The best place to buy it (as recommended in Crispy Squirrel) is the Wild Meat Company in Woodbridge, Suffolk, though I‘ve just checked with their website and it’s fur-on only at the moment, not the ‘oven ready’. Rachel Choudhary tells me squirrel is available from their supplier, the Cartmel Valley Game. Her husband Kevin once worked for Robert Owen Brown, who in turn is an acolyte of Fergus Henderson. From little acorns, as they say.
Whatever your source, do bear in mind it tis one whole squirrel per person. The only substantial fleshy bit is the haunch. Otherwise, it tastes like a subtler version of rabbit with the same low carbon footprint and available the year round.
The Wild Meat Company suggest an alternative recipe to make the most out of this lean beast – roasting it with squash sage or hazelnuts. Or maybe give it the ragu treatment.

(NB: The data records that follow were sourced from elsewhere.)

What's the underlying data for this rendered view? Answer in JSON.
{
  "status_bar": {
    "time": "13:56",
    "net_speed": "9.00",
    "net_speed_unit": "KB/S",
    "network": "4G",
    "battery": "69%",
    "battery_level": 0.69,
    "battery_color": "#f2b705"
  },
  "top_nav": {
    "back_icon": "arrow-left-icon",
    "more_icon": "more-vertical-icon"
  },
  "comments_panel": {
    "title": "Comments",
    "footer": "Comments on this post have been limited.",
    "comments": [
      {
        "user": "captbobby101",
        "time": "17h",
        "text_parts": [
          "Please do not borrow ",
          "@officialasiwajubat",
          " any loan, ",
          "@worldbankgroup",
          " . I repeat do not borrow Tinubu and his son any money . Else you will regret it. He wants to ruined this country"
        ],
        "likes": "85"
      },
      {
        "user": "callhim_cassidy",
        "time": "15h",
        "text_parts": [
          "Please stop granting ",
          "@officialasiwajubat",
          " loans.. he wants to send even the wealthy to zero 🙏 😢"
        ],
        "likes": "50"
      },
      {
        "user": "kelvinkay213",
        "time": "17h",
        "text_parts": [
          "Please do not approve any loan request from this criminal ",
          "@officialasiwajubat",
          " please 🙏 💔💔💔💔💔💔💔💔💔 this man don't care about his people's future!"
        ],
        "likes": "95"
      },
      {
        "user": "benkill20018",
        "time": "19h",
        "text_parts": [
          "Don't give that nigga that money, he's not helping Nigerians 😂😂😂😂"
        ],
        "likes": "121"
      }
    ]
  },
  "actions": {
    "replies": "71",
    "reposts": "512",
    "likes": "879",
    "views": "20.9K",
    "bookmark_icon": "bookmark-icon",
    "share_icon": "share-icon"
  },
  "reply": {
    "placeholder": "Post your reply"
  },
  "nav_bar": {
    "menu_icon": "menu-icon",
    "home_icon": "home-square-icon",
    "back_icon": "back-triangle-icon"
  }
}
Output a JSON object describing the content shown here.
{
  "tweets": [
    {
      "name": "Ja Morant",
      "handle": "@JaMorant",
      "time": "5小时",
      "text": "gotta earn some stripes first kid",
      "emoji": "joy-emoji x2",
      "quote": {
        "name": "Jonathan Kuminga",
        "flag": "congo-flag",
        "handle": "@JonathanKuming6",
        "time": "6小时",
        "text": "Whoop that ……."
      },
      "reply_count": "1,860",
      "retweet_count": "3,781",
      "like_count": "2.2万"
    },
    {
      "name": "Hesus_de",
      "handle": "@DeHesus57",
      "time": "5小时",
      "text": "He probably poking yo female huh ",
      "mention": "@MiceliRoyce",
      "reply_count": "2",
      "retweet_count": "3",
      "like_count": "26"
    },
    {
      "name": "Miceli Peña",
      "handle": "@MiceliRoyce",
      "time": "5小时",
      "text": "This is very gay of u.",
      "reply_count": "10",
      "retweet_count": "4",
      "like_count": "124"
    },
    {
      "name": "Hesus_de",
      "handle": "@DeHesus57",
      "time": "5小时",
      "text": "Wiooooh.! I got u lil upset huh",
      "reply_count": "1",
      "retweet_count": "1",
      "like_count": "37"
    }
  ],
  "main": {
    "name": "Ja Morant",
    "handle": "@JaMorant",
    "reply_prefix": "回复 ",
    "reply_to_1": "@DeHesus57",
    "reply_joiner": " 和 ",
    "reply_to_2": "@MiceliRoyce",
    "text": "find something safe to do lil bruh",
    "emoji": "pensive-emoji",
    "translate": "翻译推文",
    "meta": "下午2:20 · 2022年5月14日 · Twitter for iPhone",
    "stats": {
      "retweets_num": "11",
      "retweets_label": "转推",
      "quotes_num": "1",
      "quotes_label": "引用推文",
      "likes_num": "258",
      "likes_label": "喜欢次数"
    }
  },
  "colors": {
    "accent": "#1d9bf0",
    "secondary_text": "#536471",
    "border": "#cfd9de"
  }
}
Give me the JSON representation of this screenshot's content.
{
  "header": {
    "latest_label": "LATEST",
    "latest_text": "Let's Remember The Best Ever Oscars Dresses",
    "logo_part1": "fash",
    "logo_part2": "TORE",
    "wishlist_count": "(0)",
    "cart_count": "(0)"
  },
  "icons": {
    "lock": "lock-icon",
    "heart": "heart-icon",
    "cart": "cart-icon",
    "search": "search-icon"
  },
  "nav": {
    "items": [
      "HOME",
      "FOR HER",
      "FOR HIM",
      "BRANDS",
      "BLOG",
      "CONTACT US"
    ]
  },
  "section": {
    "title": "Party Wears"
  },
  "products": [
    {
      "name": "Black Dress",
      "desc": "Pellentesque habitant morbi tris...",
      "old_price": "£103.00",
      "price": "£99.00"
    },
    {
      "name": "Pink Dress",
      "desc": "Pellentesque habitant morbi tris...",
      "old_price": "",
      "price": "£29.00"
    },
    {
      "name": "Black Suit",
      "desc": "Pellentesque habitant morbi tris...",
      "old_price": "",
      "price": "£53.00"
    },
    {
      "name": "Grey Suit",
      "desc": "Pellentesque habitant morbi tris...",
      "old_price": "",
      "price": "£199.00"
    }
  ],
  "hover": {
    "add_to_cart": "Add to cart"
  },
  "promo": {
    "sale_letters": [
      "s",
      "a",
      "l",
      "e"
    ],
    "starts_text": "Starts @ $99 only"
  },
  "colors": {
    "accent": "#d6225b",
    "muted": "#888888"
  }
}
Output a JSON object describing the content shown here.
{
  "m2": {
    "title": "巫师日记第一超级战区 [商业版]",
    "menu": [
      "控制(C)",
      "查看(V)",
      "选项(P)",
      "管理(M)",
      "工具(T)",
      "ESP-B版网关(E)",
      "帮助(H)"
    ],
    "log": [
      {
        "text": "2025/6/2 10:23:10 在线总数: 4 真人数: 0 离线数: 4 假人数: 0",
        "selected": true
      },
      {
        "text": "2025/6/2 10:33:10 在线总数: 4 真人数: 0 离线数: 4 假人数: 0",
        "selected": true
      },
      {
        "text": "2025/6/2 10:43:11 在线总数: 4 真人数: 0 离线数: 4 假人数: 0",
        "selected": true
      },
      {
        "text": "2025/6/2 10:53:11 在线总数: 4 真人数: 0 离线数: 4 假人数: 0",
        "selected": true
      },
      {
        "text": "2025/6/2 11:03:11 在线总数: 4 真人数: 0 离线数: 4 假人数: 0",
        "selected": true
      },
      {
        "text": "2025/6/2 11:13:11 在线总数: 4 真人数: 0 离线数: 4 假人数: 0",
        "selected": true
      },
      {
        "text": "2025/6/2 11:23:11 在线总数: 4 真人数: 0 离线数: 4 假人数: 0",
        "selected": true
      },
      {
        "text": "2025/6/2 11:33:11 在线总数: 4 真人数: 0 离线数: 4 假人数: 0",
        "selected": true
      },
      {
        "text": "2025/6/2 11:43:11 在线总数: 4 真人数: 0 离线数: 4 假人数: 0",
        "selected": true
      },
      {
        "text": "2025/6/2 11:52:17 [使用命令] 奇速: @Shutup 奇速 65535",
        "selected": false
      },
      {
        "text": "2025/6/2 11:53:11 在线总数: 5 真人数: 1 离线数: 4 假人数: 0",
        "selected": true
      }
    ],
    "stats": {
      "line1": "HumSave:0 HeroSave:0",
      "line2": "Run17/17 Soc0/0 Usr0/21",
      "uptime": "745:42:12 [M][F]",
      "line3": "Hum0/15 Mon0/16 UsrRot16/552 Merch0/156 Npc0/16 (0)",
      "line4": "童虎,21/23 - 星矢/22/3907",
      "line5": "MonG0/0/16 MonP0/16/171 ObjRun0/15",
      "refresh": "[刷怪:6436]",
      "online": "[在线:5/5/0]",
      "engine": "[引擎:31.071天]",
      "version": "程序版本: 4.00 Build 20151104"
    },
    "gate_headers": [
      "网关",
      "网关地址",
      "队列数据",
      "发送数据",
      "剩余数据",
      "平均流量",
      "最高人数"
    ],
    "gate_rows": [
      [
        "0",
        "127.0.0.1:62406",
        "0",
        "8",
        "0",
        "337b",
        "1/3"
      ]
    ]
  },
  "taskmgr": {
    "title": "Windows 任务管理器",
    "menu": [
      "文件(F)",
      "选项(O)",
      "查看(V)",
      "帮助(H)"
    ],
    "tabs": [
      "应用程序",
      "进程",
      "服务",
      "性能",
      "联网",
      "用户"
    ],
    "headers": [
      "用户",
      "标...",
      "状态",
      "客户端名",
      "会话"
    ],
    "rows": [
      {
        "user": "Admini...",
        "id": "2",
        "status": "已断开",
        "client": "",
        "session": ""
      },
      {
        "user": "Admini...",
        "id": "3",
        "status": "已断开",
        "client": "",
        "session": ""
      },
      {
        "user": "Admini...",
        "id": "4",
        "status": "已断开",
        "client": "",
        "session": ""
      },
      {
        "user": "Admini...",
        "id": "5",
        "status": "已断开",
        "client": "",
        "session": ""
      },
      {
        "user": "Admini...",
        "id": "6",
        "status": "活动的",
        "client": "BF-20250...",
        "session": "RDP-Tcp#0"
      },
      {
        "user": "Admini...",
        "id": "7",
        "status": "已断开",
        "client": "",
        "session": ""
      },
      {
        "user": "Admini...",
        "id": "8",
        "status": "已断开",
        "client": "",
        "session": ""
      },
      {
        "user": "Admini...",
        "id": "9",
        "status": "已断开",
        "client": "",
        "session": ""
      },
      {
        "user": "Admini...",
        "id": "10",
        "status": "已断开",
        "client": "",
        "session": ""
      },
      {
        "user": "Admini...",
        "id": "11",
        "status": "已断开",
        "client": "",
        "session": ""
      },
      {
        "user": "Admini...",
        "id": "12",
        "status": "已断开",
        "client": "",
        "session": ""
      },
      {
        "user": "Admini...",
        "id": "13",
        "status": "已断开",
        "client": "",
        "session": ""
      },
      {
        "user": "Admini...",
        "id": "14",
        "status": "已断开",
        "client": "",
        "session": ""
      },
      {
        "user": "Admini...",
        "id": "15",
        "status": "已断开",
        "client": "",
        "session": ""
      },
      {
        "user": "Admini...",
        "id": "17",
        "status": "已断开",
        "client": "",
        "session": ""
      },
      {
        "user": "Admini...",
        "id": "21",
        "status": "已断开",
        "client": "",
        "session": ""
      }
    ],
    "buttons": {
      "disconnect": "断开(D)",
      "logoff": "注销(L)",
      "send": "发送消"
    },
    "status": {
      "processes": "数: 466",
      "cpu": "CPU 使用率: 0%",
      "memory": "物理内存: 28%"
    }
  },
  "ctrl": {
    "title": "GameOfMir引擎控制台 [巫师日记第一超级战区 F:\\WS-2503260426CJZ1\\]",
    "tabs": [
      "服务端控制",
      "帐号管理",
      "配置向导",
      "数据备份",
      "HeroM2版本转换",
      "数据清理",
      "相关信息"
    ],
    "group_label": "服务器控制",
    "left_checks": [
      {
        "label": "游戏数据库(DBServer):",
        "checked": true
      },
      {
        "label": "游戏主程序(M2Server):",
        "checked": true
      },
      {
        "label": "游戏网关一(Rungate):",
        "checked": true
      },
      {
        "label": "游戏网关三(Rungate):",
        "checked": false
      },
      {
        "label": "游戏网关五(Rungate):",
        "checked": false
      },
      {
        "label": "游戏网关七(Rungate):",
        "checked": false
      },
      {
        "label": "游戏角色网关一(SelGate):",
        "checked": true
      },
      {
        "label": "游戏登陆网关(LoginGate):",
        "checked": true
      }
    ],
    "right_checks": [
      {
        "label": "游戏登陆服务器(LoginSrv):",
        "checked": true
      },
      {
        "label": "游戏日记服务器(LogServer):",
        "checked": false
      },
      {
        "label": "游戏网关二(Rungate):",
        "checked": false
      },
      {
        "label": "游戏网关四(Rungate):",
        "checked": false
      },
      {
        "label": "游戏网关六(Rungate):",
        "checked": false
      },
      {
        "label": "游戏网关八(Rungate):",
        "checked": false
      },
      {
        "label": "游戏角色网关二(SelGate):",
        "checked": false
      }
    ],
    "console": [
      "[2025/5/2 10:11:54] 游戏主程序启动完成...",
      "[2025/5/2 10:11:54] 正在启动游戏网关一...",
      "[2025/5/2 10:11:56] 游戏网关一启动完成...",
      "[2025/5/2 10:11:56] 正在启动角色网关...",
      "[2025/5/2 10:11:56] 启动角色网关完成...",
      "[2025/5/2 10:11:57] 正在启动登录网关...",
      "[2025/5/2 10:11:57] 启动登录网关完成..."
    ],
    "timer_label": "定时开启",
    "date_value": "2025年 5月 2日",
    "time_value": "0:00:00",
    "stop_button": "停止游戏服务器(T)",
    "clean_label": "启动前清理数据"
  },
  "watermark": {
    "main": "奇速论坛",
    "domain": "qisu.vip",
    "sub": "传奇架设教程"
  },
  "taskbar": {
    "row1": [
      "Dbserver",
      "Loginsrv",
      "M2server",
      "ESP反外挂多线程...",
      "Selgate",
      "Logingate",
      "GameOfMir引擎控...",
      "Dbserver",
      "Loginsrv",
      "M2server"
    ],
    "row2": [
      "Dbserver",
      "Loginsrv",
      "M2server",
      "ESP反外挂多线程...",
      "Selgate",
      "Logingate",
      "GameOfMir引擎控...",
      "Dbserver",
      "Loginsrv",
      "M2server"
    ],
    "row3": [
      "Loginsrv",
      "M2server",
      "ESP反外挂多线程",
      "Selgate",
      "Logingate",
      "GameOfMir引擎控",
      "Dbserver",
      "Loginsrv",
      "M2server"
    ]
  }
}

Still there remains a taboo feel to squirrel. Like badger hams, horse meat or Mexican mole (oh, no, that’s something quite different). Mountain folk in America’s Deep South are not so squeamish, even if the racoon (different family from the squirrel) apparently makes better eating.
Not that everyone subscribes. US President Calvin Coolidge was sent a raccoon from Mississippi to be served at the 1926 White House Thanksgiving dinner. Rescued from that rocky fate, Rebecca was kept as a pet by First Lady Grace Coolidge.